So I encourage you to celebrate “Buy Your Priest a Beer Day.” Again, you could buy your pastor a soda, an iced tea, or even a milkshake. It doesn’t have to be on September 9, either. If too many church members bought their priest/pastor a beer on the same day, the later few conversations might be more open, as well as more enjoyable, than either party was expecting or felt was appropriate upon later reflection. Of course indulging in too many milkshakes on the same day wouldn’t be that much fun, either.

You could ask your pastor about their hopes and dreams, their joys, and their frustrations. You could ask how they got into the ministry – if it was their own idea or if they were poorly advised. You could ask about their family, their hobbies, their plans for the next year or for the future. It doesn’t have to be – and it shouldn’t turn out to be – a game of 20 Questions or Gotcha. Nor is this an opportunity to engage in a more modern – and more Protestant – version of the Spanish Inquisition. It’s a chance for you to get to know your pastor better, a chance for you to see, to recognize, and to appreciate that they are human, too. Sometimes, I think pastors are put up on a pedestal, and people don’t see them as human.
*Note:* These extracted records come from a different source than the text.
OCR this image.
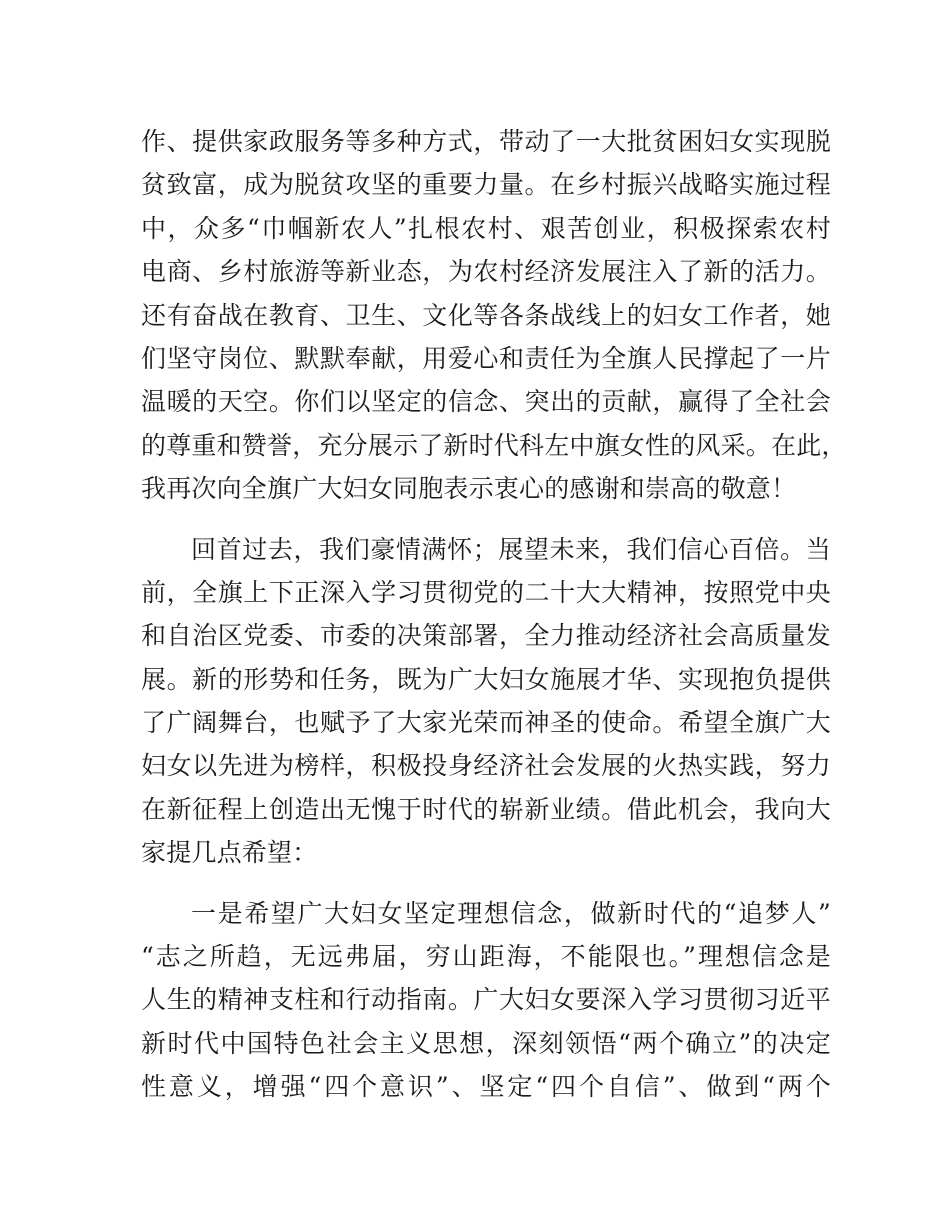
作、提供家政服务等多种方式，带动了一大批贫困妇女实现脱
贫致富，成为脱贫攻坚的重要力量。在乡村振兴战略实施过程
中，众多“巾帼新农人”扎根农村、艰苦创业，积极探索农村
电商、乡村旅游等新业态，为农村经济发展注入了新的活力。
还有奋战在教育、卫生、文化等各条战线上的妇女工作者，她
们坚守岗位、默默奉献，用爱心和责任为全旗人民撑起了一片
温暖的天空。你们以坚定的信念、突出的贡献，赢得了全社会
的尊重和赞誉，充分展示了新时代科左中旗女性的风采。在此，
我再次向全旗广大妇女同胞表示衷心的感谢和崇高的敬意！
回首过去，我们豪情满怀；展望未来，我们信心百倍。当
前，全旗上下正深入学习贯彻党的二十大大精神，按照党中央
和自治区党委、市委的决策部署，全力推动经济社会高质量发
展。新的形势和任务，既为广大妇女施展才华、实现抱负提供
了广阔舞台，也赋予了大家光荣而神圣的使命。希望全旗广大
妇女以先进为榜样，积极投身经济社会发展的火热实践，努力
在新征程上创造出无愧于时代的崭新业绩。借此机会，我向大
家提几点希望：
一是希望广大妇女坚定理想信念，做新时代的“追梦人”
“志之所趋，无远弗届，穷山距海，不能限也。”理想信念是
人生的精神支柱和行动指南。广大妇女要深入学习贯彻习近平
新时代中国特色社会主义思想，深刻领悟“两个确立”的决定
性意义，增强“四个意识”、坚定“四个自信”、做到“两个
Sometimes, though, it works the other way, and pastors don’t get credit for what they’re trying to do and they get blamed for things that aren’t really their fault.

The day may be a silly day – maybe not as silly as International Talk Like a Pirate Day, which falls a little over a week later on September 19 – but it can serve as a reminder that we can talk to and treat our pastors as genuine human beings who enjoy the same things that we do.